For-profit colleges, meanwhile, are "crazy" not to go along with the government's final version of the rules, Carnevale said, because the regulations give them the "ability to cherry-pick which programs they want to have," with the chance to focus on those that are profitable and produce graduates who are employable. "If [for-profit colleges] can't pick the ones that make them money and figure out how to outrun the publics, then they're really not very good at what they do," he said.

Carnevale also said he believes the new rules have "much broader implications for higher education." One way or another, the idea implicit in gainful employment -- that in an era when the government is "shoveling money out" to higher education, "students have right to know what the outcome is in terms of employability" -- is likely to be applied to all programs and institutions, he said.

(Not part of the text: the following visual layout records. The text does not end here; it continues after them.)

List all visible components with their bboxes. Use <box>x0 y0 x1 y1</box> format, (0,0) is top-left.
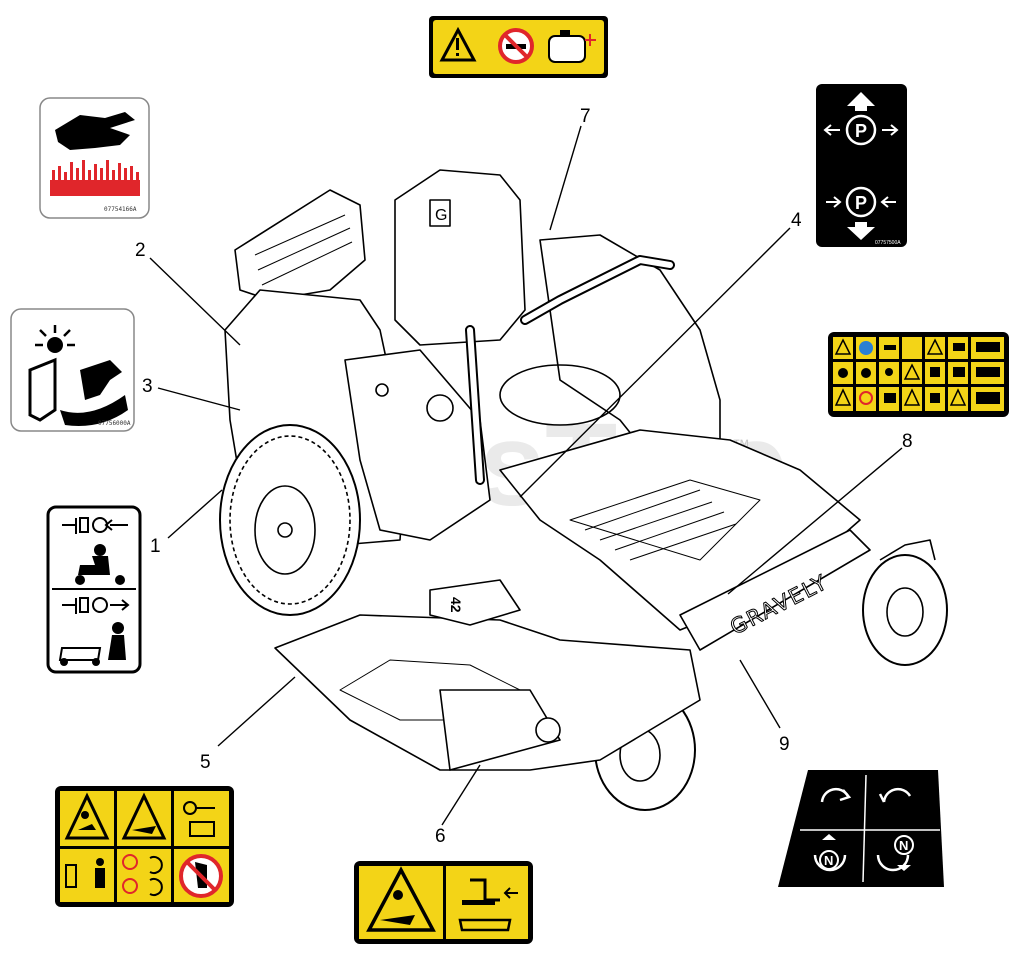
leader-2 <box>149 257 241 346</box>
callout-3: 3 <box>142 376 153 397</box>
bystander-icon <box>96 858 104 866</box>
decal-operator-presence <box>46 505 142 674</box>
leader-3 <box>157 387 241 411</box>
leader-7 <box>549 125 582 231</box>
brake-engaged-icon <box>845 114 877 146</box>
neutral-letter-left: N <box>824 853 833 868</box>
neutral-right-icon <box>894 835 914 855</box>
read-manual-icon <box>859 341 873 355</box>
decal-code-hand-crush: 07756000A <box>98 420 131 427</box>
heat-waves-icon <box>50 160 140 196</box>
seat <box>394 169 526 346</box>
leader-9 <box>739 659 781 729</box>
callout-2: 2 <box>135 240 146 261</box>
seat-logo: G <box>435 207 447 224</box>
decal-code-parking-brake: 07757500A <box>875 240 901 246</box>
callout-1: 1 <box>150 536 161 557</box>
decal-fuel-warning <box>429 16 608 78</box>
deck-motor-cover <box>429 579 521 626</box>
decal-hand-crush: 07756000A <box>10 308 135 432</box>
prohibited-icon <box>859 391 873 405</box>
decal-bottom-warning <box>354 861 533 944</box>
anti-scalp-roller <box>535 717 561 743</box>
decal-hot-surface: 07754166A <box>39 97 150 219</box>
decal-safety-pictograms <box>828 332 1009 417</box>
callout-9: 9 <box>779 734 790 755</box>
callout-4: 4 <box>791 210 802 231</box>
impact-burst-icon <box>47 337 63 353</box>
neutral-letter-right: N <box>899 838 908 853</box>
brake-released-icon <box>845 186 877 218</box>
deck-size-label: 42 <box>448 597 464 613</box>
fuel-tank-panel <box>344 349 491 541</box>
rider-seated-icon <box>75 544 125 585</box>
brake-letter-bottom: P <box>855 193 867 213</box>
fuel-cap <box>426 394 454 422</box>
discharge-chute <box>439 689 561 771</box>
decal-deck-warning <box>55 786 234 907</box>
arrow-up-icon <box>847 92 875 106</box>
arrow-down-icon <box>847 227 875 240</box>
callout-8: 8 <box>902 431 913 452</box>
leader-5 <box>217 676 296 747</box>
leader-6 <box>441 764 481 826</box>
rider-standing-icon <box>58 622 126 666</box>
leader-1 <box>167 489 223 539</box>
leader-4 <box>519 227 791 498</box>
mower-illustration: G GRAVELY 42 <box>219 169 948 811</box>
leader-lines <box>149 125 903 826</box>
warning-triangle-icon <box>834 338 852 355</box>
brake-letter-top: P <box>855 121 867 141</box>
callout-5: 5 <box>200 752 211 773</box>
decal-parking-brake: P P 07757500A <box>816 84 907 247</box>
hand-icon <box>55 112 135 150</box>
warning-triangle-icon <box>439 26 477 62</box>
callout-7: 7 <box>580 106 591 127</box>
right-body <box>539 234 721 471</box>
decal-code-hot-surface: 07754166A <box>104 206 137 213</box>
thrown-object-icon <box>366 866 436 932</box>
neutral-left-icon <box>819 850 839 870</box>
seat-logo-plate <box>429 199 451 227</box>
front-bumper <box>679 529 871 651</box>
blade-hazard-icon <box>121 792 167 840</box>
manual-icon <box>189 821 215 837</box>
forward-right-arrow-icon <box>882 787 912 803</box>
callout-6: 6 <box>435 826 446 847</box>
fuel-can-icon <box>548 35 586 63</box>
decal-motion-control: N N <box>778 770 944 887</box>
crushed-hand-icon <box>80 360 122 400</box>
leader-8 <box>727 447 903 595</box>
thrown-object-icon <box>64 792 110 840</box>
callout-numbers: 1 2 3 4 5 6 7 8 9 <box>135 106 913 847</box>
no-hands-icon <box>122 854 138 870</box>
engine-grille <box>234 189 366 301</box>
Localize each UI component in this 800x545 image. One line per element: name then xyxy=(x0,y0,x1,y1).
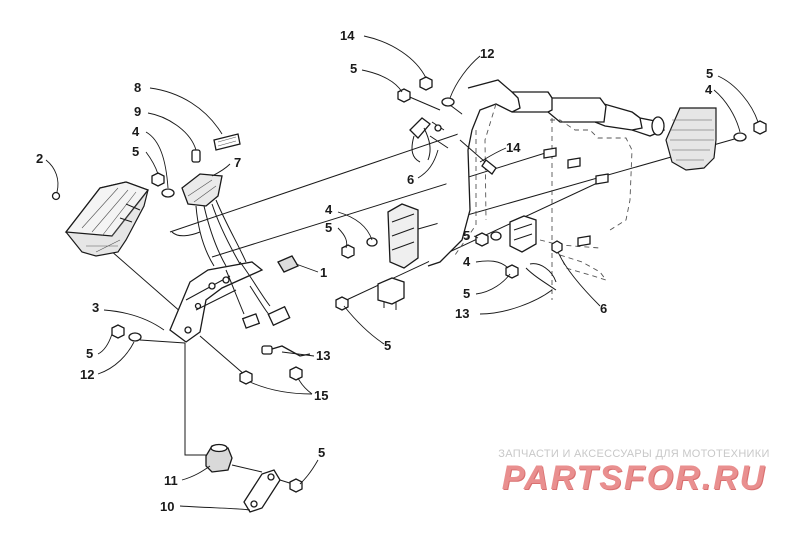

For-profit-college officials and their backers in Congress have consistently argued that the scrutiny the department has focused on their institutions should be applied broadly; "we support the administration in its efforts to create policies that improve overall institutional accountability – and we continue to believe that such policies should apply to all institutions of higher education, be they public, private nonprofit, or for-profit," Kaplan, of Walden University, said via e-mail.

Holding liberal arts or other traditional college programs accountable for the labor market outcomes of their graduates doesn't necessarily make sense, given that "for a lot of programs out there, there just isn't a tight linkage between the program and the expected jobs," said Donald E. Heller, professor of education and director of the Center for the Study of Higher Education at Pennsylvania State University.

And Education Department officials say they have no plans to employ the gainful employment metrics for non-vocational programs.

"We're concerned about the problems of unaffordable debt or inconsistent quality at all institutions, and particularly with the Pell Grant situation we're in, there's a compulsion to be sure every dollar we're spending is spent well," an administration official said in an interview.

"But that doesn't mean that the same tools would be appropriate to use for all institutions, or that these are the right outcomes to be thinking about. It's a little clearer [for these vocational programs] that the intended benefits of programs are supposed to be monetary" than it would be for many liberal arts or other programs at traditional institutions.

That may be, said Kevin Carey, policy director at Education Sector, a Washington think tank. But the program-level salary data that the Social Security Administration will produce for the Education Department as part of gainful employment, he said, puts higher education "on the cusp of a new era of widely available data about how much college graduates earn and what kind of jobs they take."

"It just seems like a huge camel's nose under the tent of post-graduation outcomes," he said via e-mail. "Once a government agency starts gathering certain kinds of data and asking certain kinds of questions, it never stops. The hard part is getting the machine up and moving, but once it moves, inertia takes over."